What I responded to however was their first piece of the evening: Ravel’s Mother Goose Suite. John explained that Debussy (which was also played last night) and Ravel were part of the impressionist movement in music. The precision at which the violinists plucked their instruments and played was astonishing. If you get a chance to see these performed, by all means go. I feel I have a lot of music to catch up on.

Bruce Springsteen and the E Street Band in Atlanta

Bruce Springsteen in Atlanta: I’ve seen countless Springsteen shows in all the various configurations over 30 years and this show was, hands down, the most emotional. I was a chocolate mess.

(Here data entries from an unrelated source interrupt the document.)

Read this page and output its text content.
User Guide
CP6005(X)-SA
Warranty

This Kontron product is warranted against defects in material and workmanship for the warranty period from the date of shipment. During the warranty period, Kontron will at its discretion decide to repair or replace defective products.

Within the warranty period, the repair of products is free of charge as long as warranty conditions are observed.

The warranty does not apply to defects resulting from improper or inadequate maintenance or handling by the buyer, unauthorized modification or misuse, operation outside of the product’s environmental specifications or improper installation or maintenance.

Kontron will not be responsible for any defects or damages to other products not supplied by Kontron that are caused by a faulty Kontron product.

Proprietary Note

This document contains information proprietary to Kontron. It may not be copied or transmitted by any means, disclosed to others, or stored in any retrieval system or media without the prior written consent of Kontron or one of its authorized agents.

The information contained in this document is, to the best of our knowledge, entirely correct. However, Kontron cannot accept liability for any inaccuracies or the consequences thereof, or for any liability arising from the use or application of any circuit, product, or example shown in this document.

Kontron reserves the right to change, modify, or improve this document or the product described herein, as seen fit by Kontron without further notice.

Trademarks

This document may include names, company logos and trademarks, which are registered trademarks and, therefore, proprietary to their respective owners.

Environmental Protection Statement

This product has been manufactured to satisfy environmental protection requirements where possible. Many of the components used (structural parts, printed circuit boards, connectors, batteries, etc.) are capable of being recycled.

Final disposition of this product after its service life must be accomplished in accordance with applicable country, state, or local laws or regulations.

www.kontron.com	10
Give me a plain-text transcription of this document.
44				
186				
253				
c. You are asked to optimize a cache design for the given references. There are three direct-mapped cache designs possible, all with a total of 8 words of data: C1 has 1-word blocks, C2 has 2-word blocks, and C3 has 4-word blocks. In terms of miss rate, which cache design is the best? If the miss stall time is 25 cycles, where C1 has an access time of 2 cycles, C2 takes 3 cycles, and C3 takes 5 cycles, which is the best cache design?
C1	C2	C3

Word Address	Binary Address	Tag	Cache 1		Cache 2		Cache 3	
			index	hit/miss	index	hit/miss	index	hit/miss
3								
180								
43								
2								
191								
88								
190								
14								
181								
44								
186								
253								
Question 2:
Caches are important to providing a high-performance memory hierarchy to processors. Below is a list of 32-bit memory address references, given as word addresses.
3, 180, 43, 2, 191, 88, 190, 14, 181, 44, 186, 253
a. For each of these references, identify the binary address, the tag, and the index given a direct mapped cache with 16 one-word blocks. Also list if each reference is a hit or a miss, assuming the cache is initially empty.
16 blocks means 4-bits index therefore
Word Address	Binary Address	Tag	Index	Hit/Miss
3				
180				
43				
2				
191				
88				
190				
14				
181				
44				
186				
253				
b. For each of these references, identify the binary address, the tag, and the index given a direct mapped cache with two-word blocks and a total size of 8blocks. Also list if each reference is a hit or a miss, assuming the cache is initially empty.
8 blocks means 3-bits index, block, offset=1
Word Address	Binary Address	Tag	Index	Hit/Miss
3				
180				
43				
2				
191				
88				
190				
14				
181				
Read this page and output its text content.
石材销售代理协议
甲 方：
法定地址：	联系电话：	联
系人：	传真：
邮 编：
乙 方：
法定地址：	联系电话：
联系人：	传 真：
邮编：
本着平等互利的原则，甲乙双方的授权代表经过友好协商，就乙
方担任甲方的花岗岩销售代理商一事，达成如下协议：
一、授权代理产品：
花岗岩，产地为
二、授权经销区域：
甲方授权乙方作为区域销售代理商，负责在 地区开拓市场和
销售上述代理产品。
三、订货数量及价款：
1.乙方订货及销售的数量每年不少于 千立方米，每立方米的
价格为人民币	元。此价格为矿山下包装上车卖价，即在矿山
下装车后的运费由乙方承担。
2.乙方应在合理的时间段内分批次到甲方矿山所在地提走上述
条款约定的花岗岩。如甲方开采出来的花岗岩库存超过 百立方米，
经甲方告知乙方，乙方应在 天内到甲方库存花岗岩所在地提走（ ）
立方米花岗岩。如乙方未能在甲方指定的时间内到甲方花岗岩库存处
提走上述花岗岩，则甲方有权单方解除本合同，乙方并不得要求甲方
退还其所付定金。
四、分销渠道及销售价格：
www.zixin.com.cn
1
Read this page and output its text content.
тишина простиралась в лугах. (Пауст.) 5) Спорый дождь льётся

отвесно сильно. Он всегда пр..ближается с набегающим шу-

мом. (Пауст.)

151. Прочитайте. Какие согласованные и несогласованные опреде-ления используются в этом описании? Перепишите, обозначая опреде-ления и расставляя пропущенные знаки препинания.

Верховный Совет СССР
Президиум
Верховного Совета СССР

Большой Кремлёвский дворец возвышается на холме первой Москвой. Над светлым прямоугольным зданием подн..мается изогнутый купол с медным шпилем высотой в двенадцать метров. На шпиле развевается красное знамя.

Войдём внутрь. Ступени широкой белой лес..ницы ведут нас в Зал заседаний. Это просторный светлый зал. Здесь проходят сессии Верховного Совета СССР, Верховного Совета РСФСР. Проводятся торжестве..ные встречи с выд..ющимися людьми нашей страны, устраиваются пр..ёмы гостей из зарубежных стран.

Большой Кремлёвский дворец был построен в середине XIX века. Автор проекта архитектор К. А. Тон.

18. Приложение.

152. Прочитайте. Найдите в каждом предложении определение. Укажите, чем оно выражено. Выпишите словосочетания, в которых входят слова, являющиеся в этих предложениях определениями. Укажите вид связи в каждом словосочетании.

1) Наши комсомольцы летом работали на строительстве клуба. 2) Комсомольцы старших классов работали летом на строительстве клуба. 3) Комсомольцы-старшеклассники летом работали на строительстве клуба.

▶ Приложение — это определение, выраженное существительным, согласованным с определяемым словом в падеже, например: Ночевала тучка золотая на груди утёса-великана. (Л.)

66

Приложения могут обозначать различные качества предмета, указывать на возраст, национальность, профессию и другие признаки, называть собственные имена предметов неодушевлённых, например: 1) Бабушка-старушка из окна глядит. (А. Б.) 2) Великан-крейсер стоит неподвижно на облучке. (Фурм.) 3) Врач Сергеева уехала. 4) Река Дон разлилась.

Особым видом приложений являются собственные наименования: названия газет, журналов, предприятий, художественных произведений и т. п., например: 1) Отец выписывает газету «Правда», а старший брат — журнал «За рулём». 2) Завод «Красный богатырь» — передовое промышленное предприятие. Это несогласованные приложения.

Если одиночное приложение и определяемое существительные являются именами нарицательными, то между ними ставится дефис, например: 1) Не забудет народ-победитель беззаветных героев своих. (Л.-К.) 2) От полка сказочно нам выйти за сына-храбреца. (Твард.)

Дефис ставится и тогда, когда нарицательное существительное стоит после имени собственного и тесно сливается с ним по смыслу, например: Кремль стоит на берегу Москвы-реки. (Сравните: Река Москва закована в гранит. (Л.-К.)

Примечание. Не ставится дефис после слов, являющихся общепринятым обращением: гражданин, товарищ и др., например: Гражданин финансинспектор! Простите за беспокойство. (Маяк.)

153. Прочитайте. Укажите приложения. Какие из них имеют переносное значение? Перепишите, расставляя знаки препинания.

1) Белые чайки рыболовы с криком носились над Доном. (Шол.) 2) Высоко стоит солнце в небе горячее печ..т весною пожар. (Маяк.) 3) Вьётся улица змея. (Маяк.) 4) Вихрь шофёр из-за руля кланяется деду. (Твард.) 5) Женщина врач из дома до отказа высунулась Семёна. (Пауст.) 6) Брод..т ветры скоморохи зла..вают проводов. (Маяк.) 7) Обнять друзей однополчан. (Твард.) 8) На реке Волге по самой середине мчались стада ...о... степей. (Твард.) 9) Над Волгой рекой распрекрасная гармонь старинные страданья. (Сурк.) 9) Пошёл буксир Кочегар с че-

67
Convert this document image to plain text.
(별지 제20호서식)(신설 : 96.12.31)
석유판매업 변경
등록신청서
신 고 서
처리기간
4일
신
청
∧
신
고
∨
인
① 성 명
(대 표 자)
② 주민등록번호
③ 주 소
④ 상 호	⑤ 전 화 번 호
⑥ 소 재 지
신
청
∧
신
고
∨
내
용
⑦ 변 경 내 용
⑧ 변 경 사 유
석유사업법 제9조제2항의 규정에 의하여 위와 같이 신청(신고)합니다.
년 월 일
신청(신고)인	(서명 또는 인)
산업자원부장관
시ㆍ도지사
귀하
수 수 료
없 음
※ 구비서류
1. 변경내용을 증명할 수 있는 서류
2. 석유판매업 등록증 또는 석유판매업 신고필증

Going in, I thought it would be very different: solemn, something missing, large gaps in the music where Clarence Clemons and Danny Federici would have been – they were missed, to be sure, those long, elegant sax lines and organ runs. I got used to Danny missing on the last tour, but when the “Big Man” passed away, I didn’t think that it would be possible to fill those shoes. Gladly, the E Street Band and Bruce Springsteen, are soldiering on amidst great loss. It is different, and they are honoring, and giving the audience the release they need by the roll call in “My City of Ruins” and then a penultimate moment during “Tenth Avenue Freezeout” when the big man joined the band. Here, the entire band stops the music and the crowd erupts into a sort of cosmic call and shout, screaming as loud as we can so that others might hear. I’m hoping that the audience’s engagement is helping the band along during what has to be a bittersweet experience on this tour. Now, a whole town is up on stage marshaling the community that is The E Street Nation to continue down the road despite obstacles and loss. I believe they are saying, “gather your loved ones close, celebrate them, move on and have as much fun and joy as you possibly can until it’s your turn.”

I’m looking forward to Los Angeles and the shows after. My thanks and love to John for making Atlanta happen, and the many hours I spend listening to the live concerts I have. The shot above was taken during “The Rising.”